Now at this point, I'm going to bring down everything, everything is getting multiplied by 14. So 14 MnO4- plus so we're going to do 8 times 14 here. So when we do 8 times 14 here that's going to give us 112 H^{+} plus 70 electrons. The product sign would be 14 Mn^{2+} plus 56 H2O.

Go to the other half reaction. Everything is getting multiplied by 5. So 5 N2H4 + 30 H2O gives me 10 NO3- plus we're going to have here 80 H^{+} plus 70 electrons. Here we're going to combine the half reactions and cross out reaction intermediates. So remember, reaction intermediates are things that look the same one's a product and one's a reactant. Electrons are always reaction intermediates, and they must always completely cancel out. We have all 30 of these H2Os cancelling out with 30 from here, so that gives us 26 left. All 80 of these H^{+}s cancel out with 80 from here, which leaves us with 32. Now there's nothing else to cancel out, nothing else is a reaction intermediate. Bring down everything.

So bring down all the reactants and you can see the process is pretty long.

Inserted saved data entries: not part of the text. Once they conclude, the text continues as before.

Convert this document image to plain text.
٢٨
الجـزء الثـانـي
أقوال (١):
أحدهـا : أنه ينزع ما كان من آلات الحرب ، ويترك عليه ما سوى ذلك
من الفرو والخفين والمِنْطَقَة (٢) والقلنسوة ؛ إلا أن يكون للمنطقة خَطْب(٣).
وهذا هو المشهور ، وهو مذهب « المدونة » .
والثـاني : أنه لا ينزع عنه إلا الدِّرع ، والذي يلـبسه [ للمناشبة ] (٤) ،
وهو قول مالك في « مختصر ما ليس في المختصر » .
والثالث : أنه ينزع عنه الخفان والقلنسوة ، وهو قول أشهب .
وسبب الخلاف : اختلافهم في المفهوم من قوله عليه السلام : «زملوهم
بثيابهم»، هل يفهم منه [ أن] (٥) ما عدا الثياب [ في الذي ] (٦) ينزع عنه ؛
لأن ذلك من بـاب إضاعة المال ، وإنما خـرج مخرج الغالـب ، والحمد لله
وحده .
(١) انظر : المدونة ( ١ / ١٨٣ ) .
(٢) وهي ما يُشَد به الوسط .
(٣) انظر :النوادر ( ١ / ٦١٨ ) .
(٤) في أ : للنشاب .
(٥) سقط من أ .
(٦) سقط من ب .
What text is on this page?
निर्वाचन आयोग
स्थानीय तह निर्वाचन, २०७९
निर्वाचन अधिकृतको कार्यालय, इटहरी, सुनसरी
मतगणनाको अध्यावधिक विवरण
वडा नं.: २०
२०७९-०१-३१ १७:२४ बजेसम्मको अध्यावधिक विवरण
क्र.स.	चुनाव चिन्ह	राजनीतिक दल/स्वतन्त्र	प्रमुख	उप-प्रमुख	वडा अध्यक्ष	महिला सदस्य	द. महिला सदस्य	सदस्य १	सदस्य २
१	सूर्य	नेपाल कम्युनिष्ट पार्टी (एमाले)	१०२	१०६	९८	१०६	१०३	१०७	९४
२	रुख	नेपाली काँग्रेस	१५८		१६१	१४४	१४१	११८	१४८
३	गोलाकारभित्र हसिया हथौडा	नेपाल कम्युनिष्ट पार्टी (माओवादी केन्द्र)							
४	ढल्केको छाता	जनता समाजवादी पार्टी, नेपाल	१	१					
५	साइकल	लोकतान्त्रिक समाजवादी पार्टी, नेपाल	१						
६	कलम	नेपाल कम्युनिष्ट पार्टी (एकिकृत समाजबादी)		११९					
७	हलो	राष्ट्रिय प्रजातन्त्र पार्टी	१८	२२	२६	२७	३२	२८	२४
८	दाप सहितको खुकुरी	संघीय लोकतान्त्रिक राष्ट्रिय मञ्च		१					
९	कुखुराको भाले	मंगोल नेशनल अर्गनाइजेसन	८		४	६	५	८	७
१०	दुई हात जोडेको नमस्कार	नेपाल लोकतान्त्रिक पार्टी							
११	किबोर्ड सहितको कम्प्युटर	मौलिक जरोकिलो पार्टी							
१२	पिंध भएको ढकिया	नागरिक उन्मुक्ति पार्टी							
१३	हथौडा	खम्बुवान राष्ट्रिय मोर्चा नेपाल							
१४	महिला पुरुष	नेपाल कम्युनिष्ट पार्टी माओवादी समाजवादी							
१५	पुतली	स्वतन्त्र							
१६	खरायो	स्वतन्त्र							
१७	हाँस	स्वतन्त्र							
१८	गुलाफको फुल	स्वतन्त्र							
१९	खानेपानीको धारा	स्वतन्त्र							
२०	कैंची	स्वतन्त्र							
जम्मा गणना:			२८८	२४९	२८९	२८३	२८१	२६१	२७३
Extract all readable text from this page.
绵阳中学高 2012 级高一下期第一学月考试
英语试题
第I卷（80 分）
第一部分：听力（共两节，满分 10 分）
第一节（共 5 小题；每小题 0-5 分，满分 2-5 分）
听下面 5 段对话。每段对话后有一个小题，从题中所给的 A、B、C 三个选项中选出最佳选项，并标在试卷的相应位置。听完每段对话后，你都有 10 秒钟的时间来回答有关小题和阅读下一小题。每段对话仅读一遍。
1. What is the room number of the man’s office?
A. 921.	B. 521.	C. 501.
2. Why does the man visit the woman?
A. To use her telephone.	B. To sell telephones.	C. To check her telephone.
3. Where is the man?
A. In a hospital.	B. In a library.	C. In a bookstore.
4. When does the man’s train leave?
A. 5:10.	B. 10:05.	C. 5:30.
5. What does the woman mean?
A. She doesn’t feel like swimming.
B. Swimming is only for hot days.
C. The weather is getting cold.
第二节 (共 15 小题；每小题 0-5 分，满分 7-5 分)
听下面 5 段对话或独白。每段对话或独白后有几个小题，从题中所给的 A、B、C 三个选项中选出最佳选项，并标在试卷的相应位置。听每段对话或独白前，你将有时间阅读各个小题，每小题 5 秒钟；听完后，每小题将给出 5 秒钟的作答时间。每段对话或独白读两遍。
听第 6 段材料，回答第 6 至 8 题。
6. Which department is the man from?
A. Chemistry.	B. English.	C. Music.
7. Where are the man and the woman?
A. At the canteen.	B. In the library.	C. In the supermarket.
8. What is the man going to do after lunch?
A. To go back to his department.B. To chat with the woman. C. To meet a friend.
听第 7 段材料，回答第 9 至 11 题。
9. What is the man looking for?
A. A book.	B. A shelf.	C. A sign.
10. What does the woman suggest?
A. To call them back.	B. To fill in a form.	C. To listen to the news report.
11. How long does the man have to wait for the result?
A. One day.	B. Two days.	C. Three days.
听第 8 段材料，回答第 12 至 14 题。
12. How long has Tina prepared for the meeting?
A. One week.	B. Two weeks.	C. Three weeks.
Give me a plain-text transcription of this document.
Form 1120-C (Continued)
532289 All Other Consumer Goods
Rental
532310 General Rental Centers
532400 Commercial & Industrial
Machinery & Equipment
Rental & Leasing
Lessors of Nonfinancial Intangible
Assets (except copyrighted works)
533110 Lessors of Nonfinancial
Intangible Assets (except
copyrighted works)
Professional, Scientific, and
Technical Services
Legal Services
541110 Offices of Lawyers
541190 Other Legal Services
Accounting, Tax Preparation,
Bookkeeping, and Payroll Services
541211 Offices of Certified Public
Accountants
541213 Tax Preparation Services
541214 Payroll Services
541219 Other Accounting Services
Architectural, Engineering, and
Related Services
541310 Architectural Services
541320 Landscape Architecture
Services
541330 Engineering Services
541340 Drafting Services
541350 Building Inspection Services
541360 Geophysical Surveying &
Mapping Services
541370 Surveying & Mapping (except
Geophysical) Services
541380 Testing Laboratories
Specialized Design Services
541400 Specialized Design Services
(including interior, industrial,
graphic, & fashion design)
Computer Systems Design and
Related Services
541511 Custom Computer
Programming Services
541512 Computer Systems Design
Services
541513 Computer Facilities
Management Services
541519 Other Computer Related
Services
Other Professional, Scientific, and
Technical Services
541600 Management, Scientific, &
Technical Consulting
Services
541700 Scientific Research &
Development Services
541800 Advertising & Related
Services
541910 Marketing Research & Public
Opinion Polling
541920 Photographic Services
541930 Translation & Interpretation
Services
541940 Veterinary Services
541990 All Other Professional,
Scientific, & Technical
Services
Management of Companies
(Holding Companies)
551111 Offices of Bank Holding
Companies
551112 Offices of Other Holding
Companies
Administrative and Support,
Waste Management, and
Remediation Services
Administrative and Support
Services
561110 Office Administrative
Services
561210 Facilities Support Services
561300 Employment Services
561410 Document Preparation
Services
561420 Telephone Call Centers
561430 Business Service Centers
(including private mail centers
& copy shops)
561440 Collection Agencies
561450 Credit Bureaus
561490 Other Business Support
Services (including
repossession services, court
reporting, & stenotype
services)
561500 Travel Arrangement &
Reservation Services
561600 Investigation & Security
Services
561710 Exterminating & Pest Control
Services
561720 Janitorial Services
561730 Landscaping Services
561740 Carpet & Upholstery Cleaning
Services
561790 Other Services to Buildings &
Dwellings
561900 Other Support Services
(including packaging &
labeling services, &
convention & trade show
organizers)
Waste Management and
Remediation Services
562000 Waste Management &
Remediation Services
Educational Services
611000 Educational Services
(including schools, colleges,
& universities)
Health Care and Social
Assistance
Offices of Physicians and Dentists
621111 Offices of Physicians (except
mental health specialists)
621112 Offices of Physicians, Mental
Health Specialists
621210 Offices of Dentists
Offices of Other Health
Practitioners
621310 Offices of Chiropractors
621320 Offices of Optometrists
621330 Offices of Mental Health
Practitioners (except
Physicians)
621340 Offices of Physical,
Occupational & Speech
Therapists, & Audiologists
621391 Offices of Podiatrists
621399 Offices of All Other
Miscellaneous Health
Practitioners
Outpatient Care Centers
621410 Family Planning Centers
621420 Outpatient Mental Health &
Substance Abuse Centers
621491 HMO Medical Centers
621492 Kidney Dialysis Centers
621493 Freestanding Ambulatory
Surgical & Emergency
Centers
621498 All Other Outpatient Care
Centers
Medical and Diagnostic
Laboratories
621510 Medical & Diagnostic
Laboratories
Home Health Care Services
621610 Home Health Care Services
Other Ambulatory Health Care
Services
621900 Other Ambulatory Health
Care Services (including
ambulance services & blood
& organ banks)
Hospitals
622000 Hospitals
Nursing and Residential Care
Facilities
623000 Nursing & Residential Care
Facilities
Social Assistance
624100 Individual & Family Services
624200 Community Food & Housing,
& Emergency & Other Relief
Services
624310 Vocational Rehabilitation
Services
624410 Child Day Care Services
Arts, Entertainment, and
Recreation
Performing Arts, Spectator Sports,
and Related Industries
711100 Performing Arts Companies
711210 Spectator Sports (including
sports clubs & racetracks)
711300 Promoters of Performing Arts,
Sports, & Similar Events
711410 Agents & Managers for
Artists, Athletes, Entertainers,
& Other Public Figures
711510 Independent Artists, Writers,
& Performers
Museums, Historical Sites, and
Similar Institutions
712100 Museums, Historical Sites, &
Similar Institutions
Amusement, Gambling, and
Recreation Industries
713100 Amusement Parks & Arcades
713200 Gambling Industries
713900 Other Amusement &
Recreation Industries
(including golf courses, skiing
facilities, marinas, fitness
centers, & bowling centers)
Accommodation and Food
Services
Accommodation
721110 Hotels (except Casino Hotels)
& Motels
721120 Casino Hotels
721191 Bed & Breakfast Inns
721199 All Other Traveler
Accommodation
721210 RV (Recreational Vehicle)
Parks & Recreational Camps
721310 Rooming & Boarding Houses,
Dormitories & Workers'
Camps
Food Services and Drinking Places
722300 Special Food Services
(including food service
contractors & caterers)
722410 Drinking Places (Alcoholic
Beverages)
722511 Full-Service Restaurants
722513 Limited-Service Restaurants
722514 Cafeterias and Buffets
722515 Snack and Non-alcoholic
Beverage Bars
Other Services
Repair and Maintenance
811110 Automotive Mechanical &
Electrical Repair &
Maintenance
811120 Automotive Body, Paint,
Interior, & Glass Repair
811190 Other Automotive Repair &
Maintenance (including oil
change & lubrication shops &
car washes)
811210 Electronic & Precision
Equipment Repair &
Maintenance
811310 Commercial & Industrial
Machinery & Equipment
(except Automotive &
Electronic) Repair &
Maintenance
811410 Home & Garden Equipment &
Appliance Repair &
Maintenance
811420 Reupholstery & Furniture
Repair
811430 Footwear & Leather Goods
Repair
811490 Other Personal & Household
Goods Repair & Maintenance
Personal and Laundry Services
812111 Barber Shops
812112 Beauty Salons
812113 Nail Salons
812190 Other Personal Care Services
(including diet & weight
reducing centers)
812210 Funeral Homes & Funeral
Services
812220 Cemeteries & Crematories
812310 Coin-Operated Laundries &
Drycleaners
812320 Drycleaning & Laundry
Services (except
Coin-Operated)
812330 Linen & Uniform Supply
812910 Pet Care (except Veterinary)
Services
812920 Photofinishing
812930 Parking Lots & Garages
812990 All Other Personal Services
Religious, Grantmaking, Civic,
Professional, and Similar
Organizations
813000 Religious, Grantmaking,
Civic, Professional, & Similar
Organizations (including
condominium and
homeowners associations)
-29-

So 14Mn2+ + NO3- gives me 26 H2O. At this point, all we've done is balance it if it were in an acidic solution. Now with the basic solution, we do step 7, balance any remaining H^{+} by adding an equal amount of OH^{-} to both sides of the equation. When H^{+} and OH^{-} are on the same side, they combine together to form water. If water is on both sides of the equation, then treat them as reaction intermediates. Alright. So let's see what that means.

So we look and see how much H^{+} we have left. We have 32 left as reactants, So we're going to add 32 OH^{-} to this side, plus 32 OH^{-} to this side. Remember, when you have H^{+}OH^{-} together, they combine to give me water. So we're going to have 14 MnO4- plus 5 N_{2}H_{4} plus 32H_{2}O gives me 14 Mn^{2+} + 10 NO3- plus 26 waters plus 32 OH^{-}. Remember, we said if waters are on both sides treat them as reaction intermediates, that means that all 26 of these cancel out, and we have left here 6. So that means that my balanced equation in a basic solution would be this. Okay. And then just bring this 32 OH^{-} closer. So when we do that, this represents my balanced equation in a basic solution. So again, you can see it's pretty intense with the amount of steps, but as long as you can understand these steps and then use them, you can balance a redox reaction within any basic solution.